I have without a doubt married a ‘romance hero’, but he wouldn’t fit in with any of the guys on those book covers. He’s not about to spend three to five hours at the gym everyday. He doesn’t have time. He has a
life job. His priorities do not revolve around his body, even though he exercises and cares about his appearance. He’s frighteningly intelligent and has a sharp wit, which he uses to make me laugh every single day. I honestly could not ask for anything more nor would I, if given the chance. Does he slay dragons or fight off werewolves? No. Could he? Oh yeah. 🙂 That’s what makes him a genuine ‘hero’ in my eyes.
What do you think? Do readers want realistic heroes or do they want the fantasy? Why? Do you think romance novels skew women’s views on relationships? On men? Do they hurt or do they help?
Thursday, April 4th, 2013
OMG! OMG! It’s time like these that I wish I had television production experience. Why you ask? Because Dr. Friggin’ Who is hiring an Executive Producer. A Producer who’d get the chance to meet and work with Steven Moffat (and crew) on story ideas for DR. WHO!!!!!!!!! Squee!!! It’s honestly a writer’s dream. Hell, I’d fetch coffee/tea for the guy, if I could get the chance to work at that level of writing. I hope whoever gets the position realizes how fortunate they are to be part of such a wonderful ‘institution’. Sigh.
On a personal writing note, I’m still working. Didn’t get finished like I’d hoped, but the book is moving along. Not sure about the final word count, since I’m going through it now to tweak the earlier chapters before I pardon the pun ‘jump on’ the love scene.
As for the car, it’s still possessed.
Monday, April 1st, 2013
Car oh car
Why do you forsake me?
Is it because I don’t drive much?
With only 43,000 miles on you, death should be a distant dream.
Yet, the light is fading from your dashboard eyes…or at least it would be if every warning light wasn’t glowing.
Are you possessed?
I’m beginning to think so.
I just don’t know whether to call a mechanic or a priest.

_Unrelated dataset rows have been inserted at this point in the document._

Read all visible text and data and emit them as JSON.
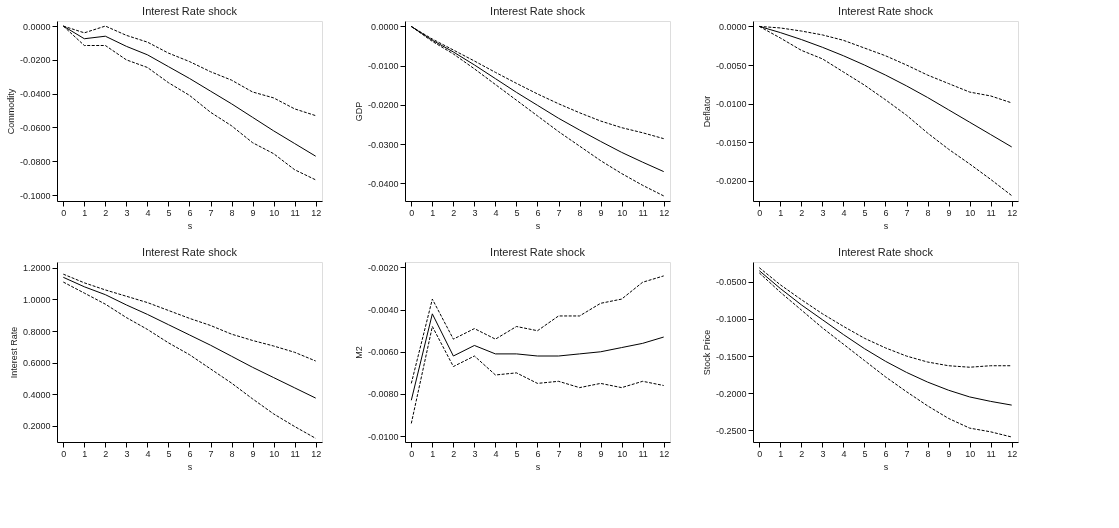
{
  "chart_data": [
    {
      "type": "line",
      "title": "Interest Rate shock",
      "xlabel": "s",
      "ylabel": "Commodity",
      "x": [
        0,
        1,
        2,
        3,
        4,
        5,
        6,
        7,
        8,
        9,
        10,
        11,
        12
      ],
      "xlim": [
        -0.3,
        12.3
      ],
      "xticks": [
        0,
        1,
        2,
        3,
        4,
        5,
        6,
        7,
        8,
        9,
        10,
        11,
        12
      ],
      "ylim": [
        -0.1035,
        0.003
      ],
      "yticks": [
        {
          "value": 0,
          "label": "0.0000"
        },
        {
          "value": -0.02,
          "label": "-0.0200"
        },
        {
          "value": -0.04,
          "label": "-0.0400"
        },
        {
          "value": -0.06,
          "label": "-0.0600"
        },
        {
          "value": -0.08,
          "label": "-0.0800"
        },
        {
          "value": -0.1,
          "label": "-0.1000"
        }
      ],
      "grid": false,
      "series": [
        {
          "color": "#000000",
          "line_style": "solid",
          "values": [
            0,
            -0.0075,
            -0.006,
            -0.012,
            -0.017,
            -0.024,
            -0.031,
            -0.0385,
            -0.046,
            -0.054,
            -0.062,
            -0.0695,
            -0.077
          ]
        },
        {
          "color": "#000000",
          "line_style": "dashed",
          "values": [
            0,
            -0.004,
            0,
            -0.0055,
            -0.0095,
            -0.016,
            -0.021,
            -0.027,
            -0.032,
            -0.039,
            -0.0425,
            -0.049,
            -0.053
          ]
        },
        {
          "color": "#000000",
          "line_style": "dashed",
          "values": [
            0,
            -0.0115,
            -0.0115,
            -0.02,
            -0.0245,
            -0.0335,
            -0.041,
            -0.051,
            -0.059,
            -0.069,
            -0.0755,
            -0.085,
            -0.091
          ]
        }
      ]
    },
    {
      "type": "line",
      "title": "Interest Rate shock",
      "xlabel": "s",
      "ylabel": "GDP",
      "x": [
        0,
        1,
        2,
        3,
        4,
        5,
        6,
        7,
        8,
        9,
        10,
        11,
        12
      ],
      "xlim": [
        -0.3,
        12.3
      ],
      "xticks": [
        0,
        1,
        2,
        3,
        4,
        5,
        6,
        7,
        8,
        9,
        10,
        11,
        12
      ],
      "ylim": [
        -0.0445,
        0.0014
      ],
      "yticks": [
        {
          "value": 0,
          "label": "0.0000"
        },
        {
          "value": -0.01,
          "label": "-0.0100"
        },
        {
          "value": -0.02,
          "label": "-0.0200"
        },
        {
          "value": -0.03,
          "label": "-0.0300"
        },
        {
          "value": -0.04,
          "label": "-0.0400"
        }
      ],
      "grid": false,
      "series": [
        {
          "color": "#000000",
          "line_style": "solid",
          "values": [
            0,
            -0.0035,
            -0.0065,
            -0.0098,
            -0.0133,
            -0.0168,
            -0.0201,
            -0.0234,
            -0.0264,
            -0.0293,
            -0.0321,
            -0.0346,
            -0.037
          ]
        },
        {
          "color": "#000000",
          "line_style": "dashed",
          "values": [
            0,
            -0.0032,
            -0.006,
            -0.0088,
            -0.0117,
            -0.0145,
            -0.0172,
            -0.0197,
            -0.022,
            -0.0241,
            -0.0258,
            -0.0271,
            -0.0286
          ]
        },
        {
          "color": "#000000",
          "line_style": "dashed",
          "values": [
            0,
            -0.0038,
            -0.007,
            -0.0108,
            -0.0148,
            -0.0188,
            -0.0228,
            -0.0268,
            -0.0305,
            -0.0342,
            -0.0375,
            -0.0405,
            -0.0432
          ]
        }
      ]
    },
    {
      "type": "line",
      "title": "Interest Rate shock",
      "xlabel": "s",
      "ylabel": "Deflator",
      "x": [
        0,
        1,
        2,
        3,
        4,
        5,
        6,
        7,
        8,
        9,
        10,
        11,
        12
      ],
      "xlim": [
        -0.3,
        12.3
      ],
      "xticks": [
        0,
        1,
        2,
        3,
        4,
        5,
        6,
        7,
        8,
        9,
        10,
        11,
        12
      ],
      "ylim": [
        -0.0226,
        0.0007
      ],
      "yticks": [
        {
          "value": 0,
          "label": "0.0000"
        },
        {
          "value": -0.005,
          "label": "-0.0050"
        },
        {
          "value": -0.01,
          "label": "-0.0100"
        },
        {
          "value": -0.015,
          "label": "-0.0150"
        },
        {
          "value": -0.02,
          "label": "-0.0200"
        }
      ],
      "grid": false,
      "series": [
        {
          "color": "#000000",
          "line_style": "solid",
          "values": [
            0,
            -0.0008,
            -0.0017,
            -0.0027,
            -0.0038,
            -0.005,
            -0.0063,
            -0.0077,
            -0.0092,
            -0.0108,
            -0.0124,
            -0.014,
            -0.0156
          ]
        },
        {
          "color": "#000000",
          "line_style": "dashed",
          "values": [
            0,
            -0.0002,
            -0.0006,
            -0.0011,
            -0.0018,
            -0.0028,
            -0.0038,
            -0.005,
            -0.0063,
            -0.0074,
            -0.0085,
            -0.009,
            -0.0099
          ]
        },
        {
          "color": "#000000",
          "line_style": "dashed",
          "values": [
            0,
            -0.0015,
            -0.0031,
            -0.0042,
            -0.0059,
            -0.0076,
            -0.0095,
            -0.0115,
            -0.0138,
            -0.0159,
            -0.0178,
            -0.0198,
            -0.0219
          ]
        }
      ]
    },
    {
      "type": "line",
      "title": "Interest Rate shock",
      "xlabel": "s",
      "ylabel": "Interest Rate",
      "x": [
        0,
        1,
        2,
        3,
        4,
        5,
        6,
        7,
        8,
        9,
        10,
        11,
        12
      ],
      "xlim": [
        -0.3,
        12.3
      ],
      "xticks": [
        0,
        1,
        2,
        3,
        4,
        5,
        6,
        7,
        8,
        9,
        10,
        11,
        12
      ],
      "ylim": [
        0.097,
        1.237
      ],
      "yticks": [
        {
          "value": 0.2,
          "label": "0.2000"
        },
        {
          "value": 0.4,
          "label": "0.4000"
        },
        {
          "value": 0.6,
          "label": "0.6000"
        },
        {
          "value": 0.8,
          "label": "0.8000"
        },
        {
          "value": 1,
          "label": "1.0000"
        },
        {
          "value": 1.2,
          "label": "1.2000"
        }
      ],
      "grid": false,
      "series": [
        {
          "color": "#000000",
          "line_style": "solid",
          "values": [
            1.14,
            1.08,
            1.03,
            0.965,
            0.905,
            0.84,
            0.775,
            0.71,
            0.64,
            0.57,
            0.505,
            0.44,
            0.375
          ]
        },
        {
          "color": "#000000",
          "line_style": "dashed",
          "values": [
            1.16,
            1.105,
            1.06,
            1.02,
            0.98,
            0.93,
            0.88,
            0.835,
            0.78,
            0.74,
            0.705,
            0.665,
            0.61
          ]
        },
        {
          "color": "#000000",
          "line_style": "dashed",
          "values": [
            1.11,
            1.04,
            0.97,
            0.885,
            0.81,
            0.725,
            0.65,
            0.56,
            0.47,
            0.37,
            0.275,
            0.195,
            0.12
          ]
        }
      ]
    },
    {
      "type": "line",
      "title": "Interest Rate shock",
      "xlabel": "s",
      "ylabel": "M2",
      "x": [
        0,
        1,
        2,
        3,
        4,
        5,
        6,
        7,
        8,
        9,
        10,
        11,
        12
      ],
      "xlim": [
        -0.3,
        12.3
      ],
      "xticks": [
        0,
        1,
        2,
        3,
        4,
        5,
        6,
        7,
        8,
        9,
        10,
        11,
        12
      ],
      "ylim": [
        -0.01028,
        -0.00174
      ],
      "yticks": [
        {
          "value": -0.002,
          "label": "-0.0020"
        },
        {
          "value": -0.004,
          "label": "-0.0040"
        },
        {
          "value": -0.006,
          "label": "-0.0060"
        },
        {
          "value": -0.008,
          "label": "-0.0080"
        },
        {
          "value": -0.01,
          "label": "-0.0100"
        }
      ],
      "grid": false,
      "series": [
        {
          "color": "#000000",
          "line_style": "solid",
          "values": [
            -0.0083,
            -0.0042,
            -0.0062,
            -0.0057,
            -0.0061,
            -0.0061,
            -0.0062,
            -0.0062,
            -0.0061,
            -0.006,
            -0.0058,
            -0.0056,
            -0.0053
          ]
        },
        {
          "color": "#000000",
          "line_style": "dashed",
          "values": [
            -0.0075,
            -0.0035,
            -0.0054,
            -0.0049,
            -0.0054,
            -0.0048,
            -0.005,
            -0.0043,
            -0.0043,
            -0.0037,
            -0.0035,
            -0.0027,
            -0.0024
          ]
        },
        {
          "color": "#000000",
          "line_style": "dashed",
          "values": [
            -0.0094,
            -0.0048,
            -0.0067,
            -0.0062,
            -0.0071,
            -0.007,
            -0.0075,
            -0.0074,
            -0.0077,
            -0.0075,
            -0.0077,
            -0.0074,
            -0.0076
          ]
        }
      ]
    },
    {
      "type": "line",
      "title": "Interest Rate shock",
      "xlabel": "s",
      "ylabel": "Stock Price",
      "x": [
        0,
        1,
        2,
        3,
        4,
        5,
        6,
        7,
        8,
        9,
        10,
        11,
        12
      ],
      "xlim": [
        -0.3,
        12.3
      ],
      "xticks": [
        0,
        1,
        2,
        3,
        4,
        5,
        6,
        7,
        8,
        9,
        10,
        11,
        12
      ],
      "ylim": [
        -0.2657,
        -0.0233
      ],
      "yticks": [
        {
          "value": -0.05,
          "label": "-0.0500"
        },
        {
          "value": -0.1,
          "label": "-0.1000"
        },
        {
          "value": -0.15,
          "label": "-0.1500"
        },
        {
          "value": -0.2,
          "label": "-0.2000"
        },
        {
          "value": -0.25,
          "label": "-0.2500"
        }
      ],
      "grid": false,
      "series": [
        {
          "color": "#000000",
          "line_style": "solid",
          "values": [
            -0.035,
            -0.059,
            -0.081,
            -0.101,
            -0.121,
            -0.14,
            -0.157,
            -0.172,
            -0.185,
            -0.196,
            -0.205,
            -0.211,
            -0.216
          ]
        },
        {
          "color": "#000000",
          "line_style": "dashed",
          "values": [
            -0.031,
            -0.054,
            -0.074,
            -0.093,
            -0.11,
            -0.126,
            -0.139,
            -0.15,
            -0.158,
            -0.163,
            -0.165,
            -0.163,
            -0.163
          ]
        },
        {
          "color": "#000000",
          "line_style": "dashed",
          "values": [
            -0.038,
            -0.064,
            -0.088,
            -0.112,
            -0.134,
            -0.156,
            -0.178,
            -0.198,
            -0.217,
            -0.234,
            -0.247,
            -0.252,
            -0.259
          ]
        }
      ]
    }
  ]
}
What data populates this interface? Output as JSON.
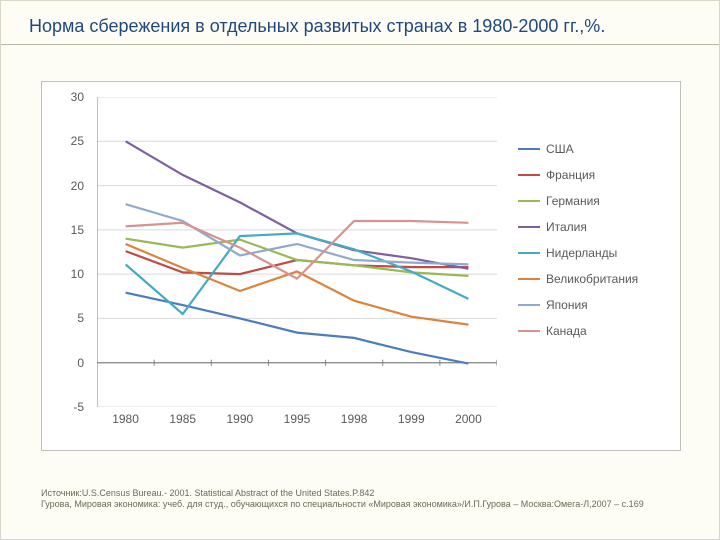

As you can tell from my sucky ode, my car is possessed. I went to drive it the other day and suddenly the airbag warning light came on. I didn’t even know there was an airbag warning light until I saw it. My first thought was ‘Needs a new fuse’. I had a dentist appt., so I didn’t have time to stop. On the way back from the dentist, my seatbelt warning light began to flash and ding. Loudly. I checked my seatbelt, but it was firmly fastened. Fortunately for me, I have a good stereo. I cranked the music until I could barely hear the steady ding, ding, ding. I wasn’t concerned because the car had been checked out within the last seven months by the dealership. Other than a gunked up fuel pump sensor, it was given the all clear. (I was assured the fuel pump was working properly.)
When I got home, dh checked the fuses and the battery connection, but they were all fine. Hence my conclusion that the car’s possessed. Does anybody have any holy water? I’m thinking that my Japanese Shinto Shrine blessing and my mini-Tardis isn’t doing a good enough job of protecting the vehicle from evil spirits. Where’s Constantine when you need him?